Blog: Pre-session China

On behalf of Laywers for Lawyers and Lawyers’ Rights Watch Canada, Su Chun Lin (Florent) and Melissa Slaghekke (Cleerdin & Hamer) attended the pre-session organized by UPR-Info on the Universal Periodic Review (UPR) of China. Read their blog here.

The UPR is a unique process which involves a review of the human rights records of all UN Member States. It is a State-driven process, under the auspices of the Human Rights Council, which provides the opportunity for each State to declare what actions they have taken to improve the human rights situations in their countries and to fulfil their human rights obligations. Our goal: to make the worrisome situation of human rights lawyers part of the recommendations that will be made to China during the upcoming UPR in November.

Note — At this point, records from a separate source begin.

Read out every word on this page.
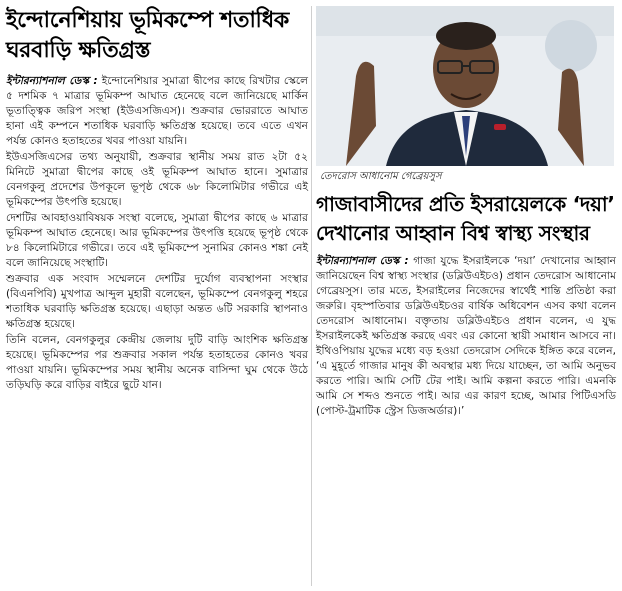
ইন্দোনেশিয়ায় ভূমিকম্পে শতাধিক ঘরবাড়ি ক্ষতিগ্রস্ত

ইন্টারন্যাশনাল ডেস্ক : ইন্দোনেশিয়ার সুমাত্রা দ্বীপের কাছে রিখটার স্কেলে ৫ দশমিক ৭ মাত্রার ভূমিকম্প আঘাত হেনেছে বলে জানিয়েছে মার্কিন ভূতাত্ত্বিক জরিপ সংস্থা (ইউএসজিএস)। শুক্রবার ভোররাতে আঘাত হানা এই কম্পনে শতাধিক ঘরবাড়ি ক্ষতিগ্রস্ত হয়েছে। তবে এতে এখন পর্যন্ত কোনও হতাহতের খবর পাওয়া যায়নি।

ইউএসজিএসের তথ্য অনুযায়ী, শুক্রবার স্থানীয় সময় রাত ২টা ৫২ মিনিটে সুমাত্রা দ্বীপের কাছে ওই ভূমিকম্প আঘাত হানে। সুমাত্রার বেনগকুলু প্রদেশের উপকূলে ভূপৃষ্ঠ থেকে ৬৮ কিলোমিটার গভীরে এই ভূমিকম্পের উৎপত্তি হয়েছে।

দেশটির আবহাওয়াবিষয়ক সংস্থা বলেছে, সুমাত্রা দ্বীপের কাছে ৬ মাত্রার ভূমিকম্প আঘাত হেনেছে। আর ভূমিকম্পের উৎপত্তি হয়েছে ভূপৃষ্ঠ থেকে ৮৪ কিলোমিটারে গভীরে। তবে এই ভূমিকম্পে সুনামির কোনও শঙ্কা নেই বলে জানিয়েছে সংস্থাটি।

শুক্রবার এক সংবাদ সম্মেলনে দেশটির দুর্যোগ ব্যবস্থাপনা সংস্থার (বিএনপিবি) মুখপাত্র আব্দুল মুহারী বলেছেন, ভূমিকম্পে বেনগকুলু শহরে শতাধিক ঘরবাড়ি ক্ষতিগ্রস্ত হয়েছে। এছাড়া অন্তত ৬টি সরকারি স্থাপনাও ক্ষতিগ্রস্ত হয়েছে।

তিনি বলেন, বেনগকুলুর কেন্দ্রীয় জেলায় দুটি বাড়ি আংশিক ক্ষতিগ্রস্ত হয়েছে। ভূমিকম্পের পর শুক্রবার সকাল পর্যন্ত হতাহতের কোনও খবর পাওয়া যায়নি। ভূমিকম্পের সময় স্থানীয় অনেক বাসিন্দা ঘুম থেকে উঠে তড়িঘড়ি করে বাড়ির বাইরে ছুটে যান।

তেদরোস আধানোম গেব্রেয়সুস
গাজাবাসীদের প্রতি ইসরায়েলকে ‘দয়া’ দেখানোর আহ্বান বিশ্ব স্বাস্থ্য সংস্থার

ইন্টারন্যাশনাল ডেস্ক : গাজা যুদ্ধে ইসরাইলকে ‘দয়া’ দেখানোর আহ্বান জানিয়েছেন বিশ্ব স্বাস্থ্য সংস্থার (ডব্লিউএইচও) প্রধান তেদরোস আধানোম গেব্রেয়সুস। তার মতে, ইসরাইলের নিজেদের স্বার্থেই শান্তি প্রতিষ্ঠা করা জরুরি। বৃহস্পতিবার ডব্লিউএইচওর বার্ষিক অধিবেশন এসব কথা বলেন তেদরোস আধানোম। বক্তৃতায় ডব্লিউএইচও প্রধান বলেন, এ যুদ্ধ ইসরাইলকেই ক্ষতিগ্রস্ত করছে এবং এর কোনো স্থায়ী সমাধান আসবে না। ইথিওপিয়ায় যুদ্ধের মধ্যে বড় হওয়া তেদরোস সেদিকে ইঙ্গিত করে বলেন, ‘এ মুহূর্তে গাজার মানুষ কী অবস্থার মধ্য দিয়ে যাচ্ছেন, তা আমি অনুভব করতে পারি। আমি সেটি টের পাই। আমি কল্পনা করতে পারি। এমনকি আমি সে শব্দও শুনতে পাই। আর এর কারণ হচ্ছে, আমার পিটিএসডি (পোস্ট-ট্রমাটিক স্ট্রেস ডিজঅর্ডার)।’
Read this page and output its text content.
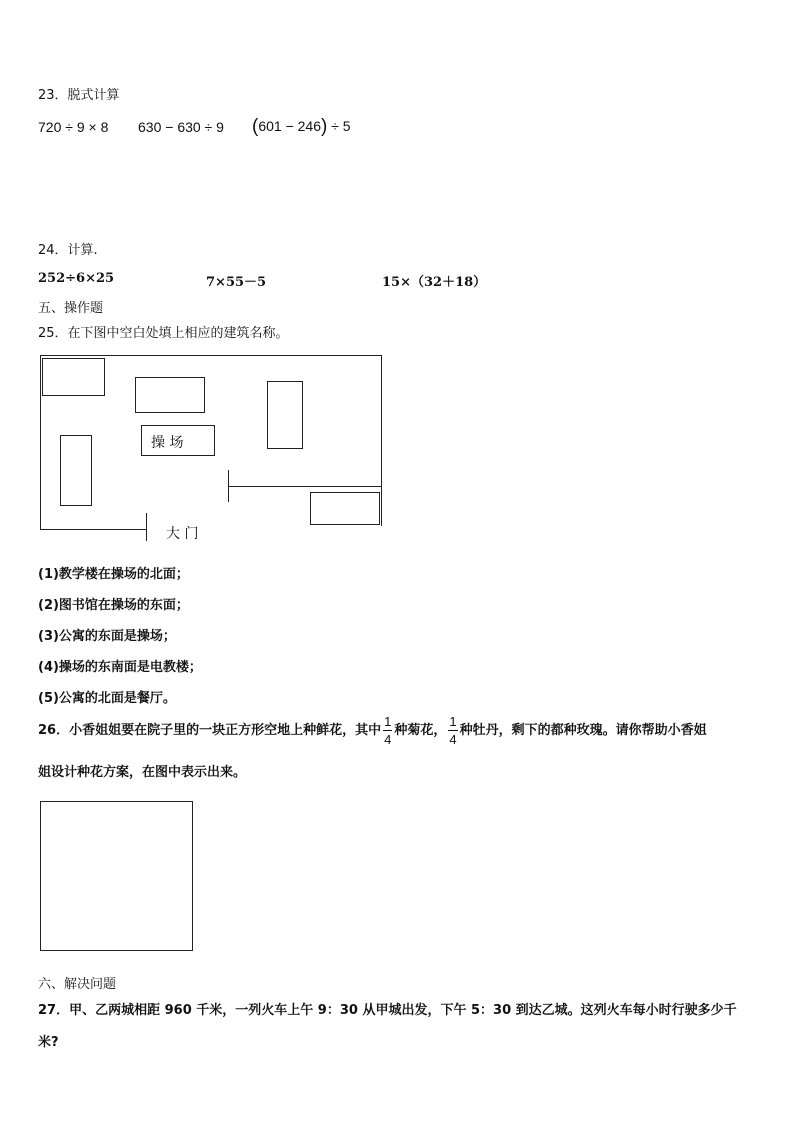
23．脱式计算
720 ÷ 9 × 8 630 − 630 ÷ 9 (601 − 246) ÷ 5
24．计算.
252÷6×25	7×55－5	15×（32＋18）
五、操作题
25．在下图中空白处填上相应的建筑名称。
大 门
操 场
(1)教学楼在操场的北面；
(2)图书馆在操场的东面；
(3)公寓的东面是操场；
(4)操场的东南面是电教楼；
(5)公寓的北面是餐厅。
26．小香姐姐要在院子里的一块正方形空地上种鲜花，其中 $\frac{1}{4}$ 种菊花， $\frac{1}{4}$ 种牡丹，剩下的都种玫瑰。请你帮助小香姐
姐设计种花方案，在图中表示出来。
六、解决问题
27．甲、乙两城相距 960 千米，一列火车上午 9：30 从甲城出发，下午 5：30 到达乙城。这列火车每小时行驶多少千
米?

The pre-session that we attended took place in Geneva, Switzerland, in the Palais des Nations of the United Nations. On Monday evening we departed from Schiphol to Geneva. Sixty copies of the Advocacy Charter of Lawyers for Lawyers and Lawyers’ Rights Canada were in our luggage. With the aim of bringing this Advocacy Charter to the (permanent) representatives of the member states of the United Nations.

The Advocacy Charter includes three of our points of concern, including the amended regulation on the issuing and annual renewal of licenses to individual lawyers and law firms. In short, the executive branch (the Chinese Ministry of Justice) has supervision over the issuing of these licenses. Human rights lawyers and offices where these lawyers are active are at risk of losing their license; authorities threaten to withdraw licenses or they are actually being withdrawn. According to our information, several human rights lawyers working on sensitive cases have lost their licenses the past year. The Chinese authorities also put pressure on the law firms where the lawyers concerned work by threating that the firm itself may not pass the annual review should the firm not discharge the lawyers concerned. This means that human rights lawyers not only run the risk to lose their license, but also their job and their income.

We also drew attention to the changed regulations in China that enable the government to impose the administrative law measure of ‘Residential Surveillance in Undesignated Locations’. Lawyers can be arrested without warning and held in locations that are unknown to family and the lawyer of the person in custody. They are detained without judicial review. Various lawyers have been missing since 2015 and are most likely in this form of detention.

The UPR pre-session began on October 9, 2018 at 12:00. During this session various representatives from national organizations spoke. Some of these national organizations also called attention to the situation of human rights lawyers. Our Advocay Charter was at the entrance and exit of this meeting room and was taken by a large number of representatives.

After the session we had the opportunity to speak to several permanent representatives.

After all these impressions and encounters, it was time for a spot on the terrace overlooking Lake Geneva and the Jet d ‘Eau, from where we write this report. At 21:00 we will fly back to Amsterdam. It was a very special and successful trip.